Once you have agreed on what the world will look like, it’s time to execute. I think every plan should include:
Non-dilutive funding Now is the time to optimize your company’s formation to garner tax credits, opportunity zone treatment, NIH and DOD grants and international grants/subsidies. Read More About Non-Dilutive Funding
Pivots Are there now new customers, new services and new channels to pursue? Which parts of your business model can now serve the new normal where business is booming – remote work/education, social cohesion over distance, telemedicine, home delivery, etc.?

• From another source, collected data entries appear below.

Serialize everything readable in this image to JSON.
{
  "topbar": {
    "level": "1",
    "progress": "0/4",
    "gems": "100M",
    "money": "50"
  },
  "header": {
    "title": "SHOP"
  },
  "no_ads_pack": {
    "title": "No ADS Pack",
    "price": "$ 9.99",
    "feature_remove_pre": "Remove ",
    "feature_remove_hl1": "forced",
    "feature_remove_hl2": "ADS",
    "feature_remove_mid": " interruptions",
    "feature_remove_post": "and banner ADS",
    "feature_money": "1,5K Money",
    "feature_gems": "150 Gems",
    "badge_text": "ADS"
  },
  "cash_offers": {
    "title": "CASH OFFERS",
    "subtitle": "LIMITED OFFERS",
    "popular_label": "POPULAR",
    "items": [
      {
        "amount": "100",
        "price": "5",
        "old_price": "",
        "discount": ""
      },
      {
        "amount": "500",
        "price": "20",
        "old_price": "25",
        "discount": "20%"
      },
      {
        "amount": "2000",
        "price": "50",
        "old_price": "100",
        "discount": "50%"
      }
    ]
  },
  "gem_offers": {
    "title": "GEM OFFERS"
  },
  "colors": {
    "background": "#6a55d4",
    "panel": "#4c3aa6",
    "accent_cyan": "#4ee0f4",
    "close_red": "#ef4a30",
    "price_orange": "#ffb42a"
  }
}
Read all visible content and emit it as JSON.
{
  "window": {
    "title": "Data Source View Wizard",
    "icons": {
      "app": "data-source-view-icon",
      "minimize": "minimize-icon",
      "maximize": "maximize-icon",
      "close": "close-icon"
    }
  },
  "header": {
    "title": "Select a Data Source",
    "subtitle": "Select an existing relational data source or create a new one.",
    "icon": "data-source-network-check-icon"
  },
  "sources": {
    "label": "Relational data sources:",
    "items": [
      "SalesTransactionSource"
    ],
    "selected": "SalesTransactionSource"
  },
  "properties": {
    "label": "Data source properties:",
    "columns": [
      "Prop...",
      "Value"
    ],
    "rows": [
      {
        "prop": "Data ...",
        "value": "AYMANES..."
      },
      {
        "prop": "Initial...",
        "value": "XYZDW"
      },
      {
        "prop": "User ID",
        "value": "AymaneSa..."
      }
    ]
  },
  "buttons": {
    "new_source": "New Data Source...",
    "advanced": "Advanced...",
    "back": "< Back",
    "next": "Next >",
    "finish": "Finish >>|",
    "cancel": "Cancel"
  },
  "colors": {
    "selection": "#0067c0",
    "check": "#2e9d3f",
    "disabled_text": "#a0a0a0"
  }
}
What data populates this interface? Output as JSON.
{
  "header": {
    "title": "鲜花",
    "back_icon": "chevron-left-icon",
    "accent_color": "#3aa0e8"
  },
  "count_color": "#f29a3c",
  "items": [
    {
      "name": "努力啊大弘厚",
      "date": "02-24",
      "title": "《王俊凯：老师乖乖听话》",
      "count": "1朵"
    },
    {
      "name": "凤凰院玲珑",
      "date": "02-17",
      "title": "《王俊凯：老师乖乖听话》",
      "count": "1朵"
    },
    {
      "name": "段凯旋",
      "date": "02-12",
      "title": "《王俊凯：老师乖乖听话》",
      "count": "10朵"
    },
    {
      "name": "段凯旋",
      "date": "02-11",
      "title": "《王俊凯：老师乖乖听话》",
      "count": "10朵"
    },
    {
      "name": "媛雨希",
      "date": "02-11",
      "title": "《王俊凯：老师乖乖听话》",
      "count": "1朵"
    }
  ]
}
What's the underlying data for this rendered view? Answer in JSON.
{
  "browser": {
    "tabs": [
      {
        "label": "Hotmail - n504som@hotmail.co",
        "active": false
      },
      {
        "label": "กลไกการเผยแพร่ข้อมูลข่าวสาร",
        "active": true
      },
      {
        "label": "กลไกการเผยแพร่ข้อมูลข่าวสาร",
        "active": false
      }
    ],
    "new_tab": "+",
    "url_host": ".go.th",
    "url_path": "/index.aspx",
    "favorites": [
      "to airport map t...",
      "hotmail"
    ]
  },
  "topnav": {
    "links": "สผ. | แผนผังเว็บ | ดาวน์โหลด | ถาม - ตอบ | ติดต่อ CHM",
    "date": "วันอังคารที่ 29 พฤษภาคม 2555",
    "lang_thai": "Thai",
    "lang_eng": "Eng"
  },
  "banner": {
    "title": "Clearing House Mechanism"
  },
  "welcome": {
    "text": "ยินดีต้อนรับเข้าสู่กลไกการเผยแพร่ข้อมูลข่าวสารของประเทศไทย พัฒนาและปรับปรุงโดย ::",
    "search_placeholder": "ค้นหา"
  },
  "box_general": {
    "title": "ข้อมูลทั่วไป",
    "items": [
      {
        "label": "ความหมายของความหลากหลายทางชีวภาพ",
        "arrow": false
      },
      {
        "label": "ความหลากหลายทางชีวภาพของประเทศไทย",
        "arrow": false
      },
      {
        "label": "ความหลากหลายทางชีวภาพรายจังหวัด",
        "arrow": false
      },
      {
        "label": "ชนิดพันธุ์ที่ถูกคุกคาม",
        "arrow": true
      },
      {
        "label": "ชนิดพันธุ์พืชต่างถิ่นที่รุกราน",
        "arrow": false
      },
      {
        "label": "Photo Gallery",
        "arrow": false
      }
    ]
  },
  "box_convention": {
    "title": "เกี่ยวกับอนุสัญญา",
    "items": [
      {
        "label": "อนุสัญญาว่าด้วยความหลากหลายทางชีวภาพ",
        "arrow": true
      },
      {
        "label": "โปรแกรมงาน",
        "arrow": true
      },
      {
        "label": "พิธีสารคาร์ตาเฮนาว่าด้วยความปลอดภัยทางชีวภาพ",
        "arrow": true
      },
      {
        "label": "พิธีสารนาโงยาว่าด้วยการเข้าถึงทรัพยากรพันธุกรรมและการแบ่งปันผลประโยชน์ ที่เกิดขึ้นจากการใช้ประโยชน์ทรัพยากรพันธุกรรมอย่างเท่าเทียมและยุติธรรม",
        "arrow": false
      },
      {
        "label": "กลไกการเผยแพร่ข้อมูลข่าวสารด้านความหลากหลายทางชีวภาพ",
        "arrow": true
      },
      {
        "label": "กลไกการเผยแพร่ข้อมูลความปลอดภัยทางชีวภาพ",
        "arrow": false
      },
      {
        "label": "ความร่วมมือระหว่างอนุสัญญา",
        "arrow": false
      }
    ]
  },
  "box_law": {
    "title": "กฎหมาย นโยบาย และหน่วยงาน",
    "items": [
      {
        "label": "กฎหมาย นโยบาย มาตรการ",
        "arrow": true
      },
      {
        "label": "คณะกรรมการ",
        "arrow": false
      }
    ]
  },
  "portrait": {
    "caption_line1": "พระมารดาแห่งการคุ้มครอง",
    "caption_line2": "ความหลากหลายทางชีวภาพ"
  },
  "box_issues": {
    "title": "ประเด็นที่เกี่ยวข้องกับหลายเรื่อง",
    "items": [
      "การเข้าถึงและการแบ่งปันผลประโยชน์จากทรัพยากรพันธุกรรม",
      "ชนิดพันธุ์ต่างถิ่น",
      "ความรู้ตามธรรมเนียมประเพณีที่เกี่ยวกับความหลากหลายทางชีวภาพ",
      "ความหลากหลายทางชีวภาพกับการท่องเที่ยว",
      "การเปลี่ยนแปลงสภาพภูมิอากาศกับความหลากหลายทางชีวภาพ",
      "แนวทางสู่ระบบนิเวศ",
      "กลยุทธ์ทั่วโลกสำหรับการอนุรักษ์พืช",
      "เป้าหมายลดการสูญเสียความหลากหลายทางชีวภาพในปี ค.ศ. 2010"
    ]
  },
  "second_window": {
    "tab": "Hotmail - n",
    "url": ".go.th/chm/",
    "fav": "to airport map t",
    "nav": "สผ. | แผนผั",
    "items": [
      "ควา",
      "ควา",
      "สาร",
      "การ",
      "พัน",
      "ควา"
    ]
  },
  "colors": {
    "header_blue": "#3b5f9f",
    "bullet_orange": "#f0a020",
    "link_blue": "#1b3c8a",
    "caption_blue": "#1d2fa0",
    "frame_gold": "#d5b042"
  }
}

Daily Updates to the employees If you don’t have a regular cadence to your communication and strategic planning systems, then I highly encourage you to deploy Traction in your business during this time. This tool is like an operating system for your business, which will help you to manage to goals and find inefficiencies.
Next, plot out the changes to your operating plan in conjunction with your pro forma. What cuts will you make to spending programs – marketing, service, manufacturing, R&D? What are your hard choices – what layoffs to make, renegotiate payables, rents, leases, how to trade off cash management versus revenue growth? How can you shift focus to customer retention versus acquisition?
For a free training on how to put this together, go here Pro Forma Training
This re-opening phase will be even more difficult than the shutdown, because you are now going to need to make choices and people will look to you as the CEO for the plan.